Methods and properties return nil for a reason. Usually the reason is that an error occurred, the thing couldn't be done, or there is no valid value for a property. You should think about these problems - "what should my method do if this method returns nil?"

If you want to do something else when the value is nil (i.e. it being nil is not fatal to your logic), use a if let statement. e.g.

if let scaledCIImage = scaledImage?.ciImage {
    // deal with the scaledCIImage
} else {
    // do something else to remedy. The method can still continue running
}

If your method couldn't continue if the value is nil, then you can consider writing a guard statement:

guard let scaledCIImage = scaledImage?.ciImage else { 
    // you need to return some value or call "fatalError()" here
}

If you are absolutely sure that the value could not be nil, force unwrap it:

let scaledCIImage = scaledImage!.ciImage!

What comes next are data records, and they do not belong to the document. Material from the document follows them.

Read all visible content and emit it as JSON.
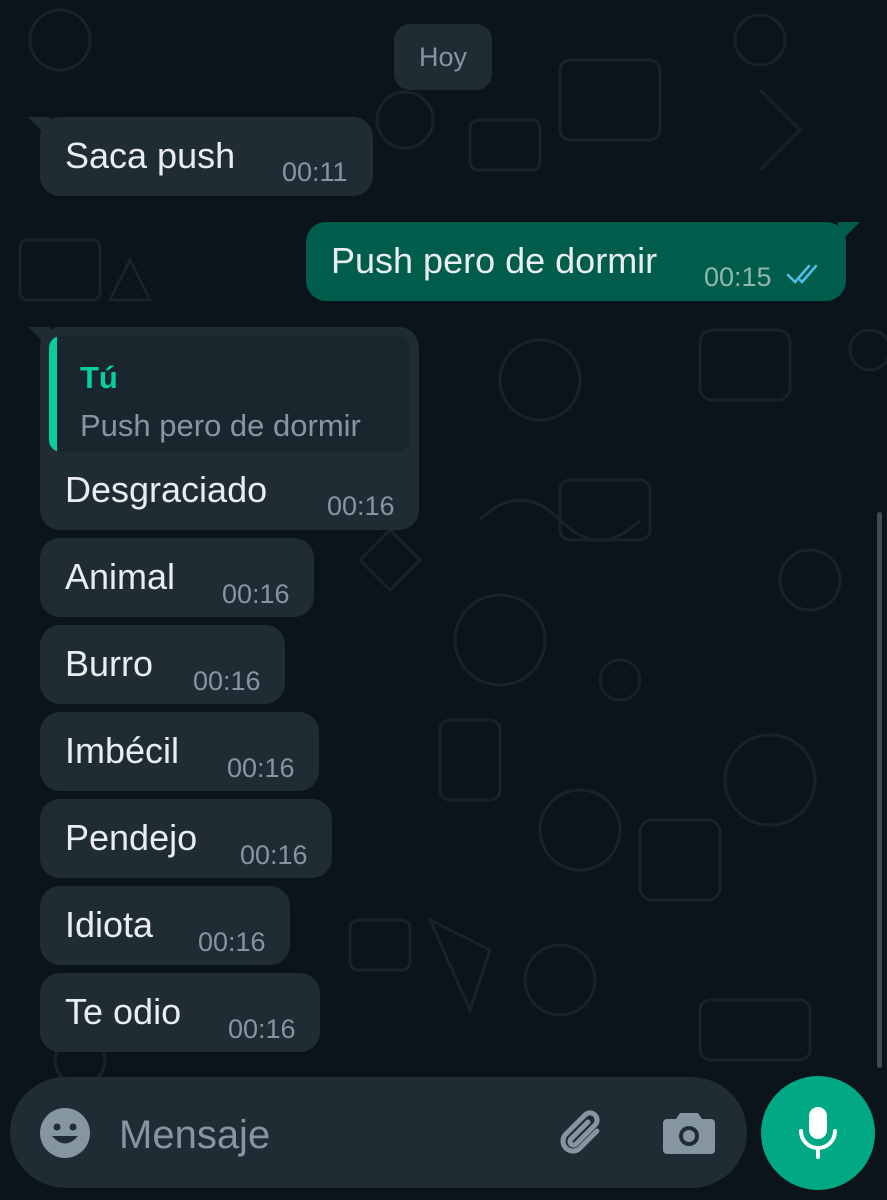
{
  "date_chip": "Hoy",
  "messages": [
    {
      "direction": "in",
      "text": "Saca push",
      "time": "00:11"
    },
    {
      "direction": "out",
      "text": "Push pero de dormir",
      "time": "00:15",
      "status": "read"
    },
    {
      "direction": "in",
      "text": "Desgraciado",
      "time": "00:16",
      "reply_to": {
        "author": "Tú",
        "text": "Push pero de dormir"
      }
    },
    {
      "direction": "in",
      "text": "Animal",
      "time": "00:16"
    },
    {
      "direction": "in",
      "text": "Burro",
      "time": "00:16"
    },
    {
      "direction": "in",
      "text": "Imbécil",
      "time": "00:16"
    },
    {
      "direction": "in",
      "text": "Pendejo",
      "time": "00:16"
    },
    {
      "direction": "in",
      "text": "Idiota",
      "time": "00:16"
    },
    {
      "direction": "in",
      "text": "Te odio",
      "time": "00:16"
    }
  ],
  "composer": {
    "placeholder": "Mensaje",
    "icons": [
      "emoji-icon",
      "attach-icon",
      "camera-icon",
      "mic-icon"
    ]
  },
  "colors": {
    "background": "#0b141a",
    "incoming_bubble": "#202c33",
    "outgoing_bubble": "#005c4b",
    "accent": "#00a884",
    "read_ticks": "#53bdeb"
  }
}
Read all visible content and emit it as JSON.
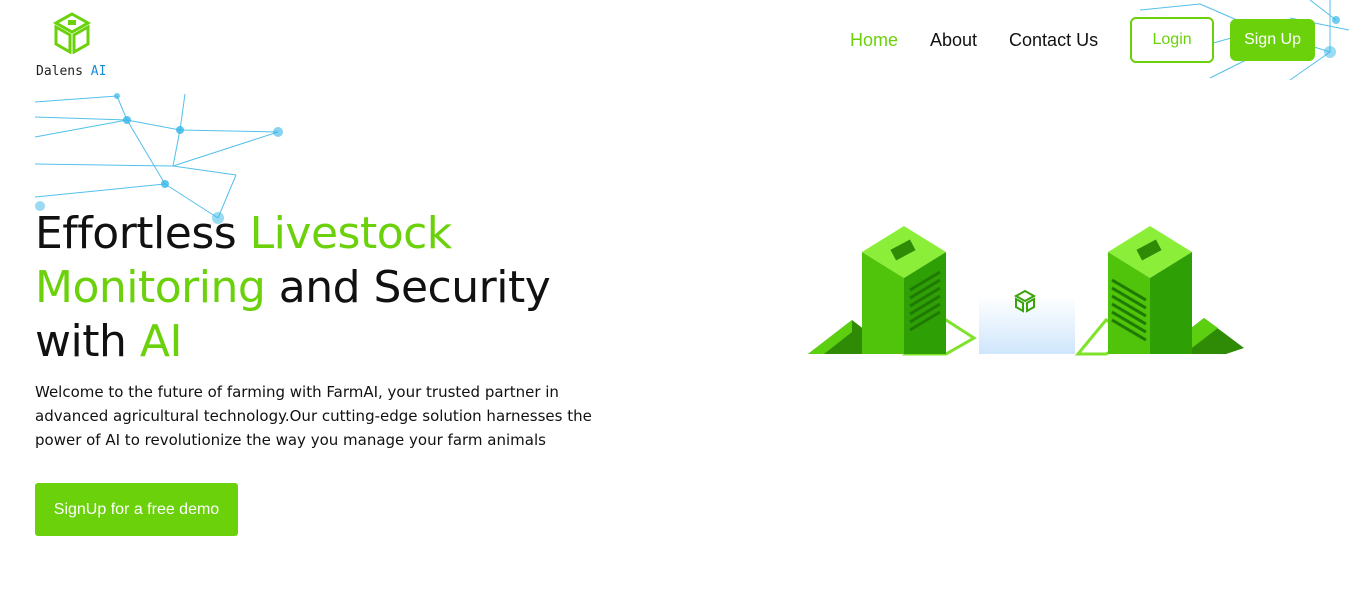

For the second error, you can fix it like:

// with force unwrapping
let filter = CIFilter(name: "CIAffineTile", withInputParameters:[kCIInputImageKey:scaledCIImage])!.outputImage!

// if let
if let filter = CIFilter(name: "CIAffineTile", withInputParameters:[kCIInputImageKey:scaledCIImage])?.outputImage {
    // ...
}

// guard let
guard let filter = CIFilter(name: "CIAffineTile", withInputParameters:[kCIInputImageKey:scaledCIImage])?.outputImage else {
    // ...
}

You can chain all of these together in a big if let or guard let statement like rmaddy has shown.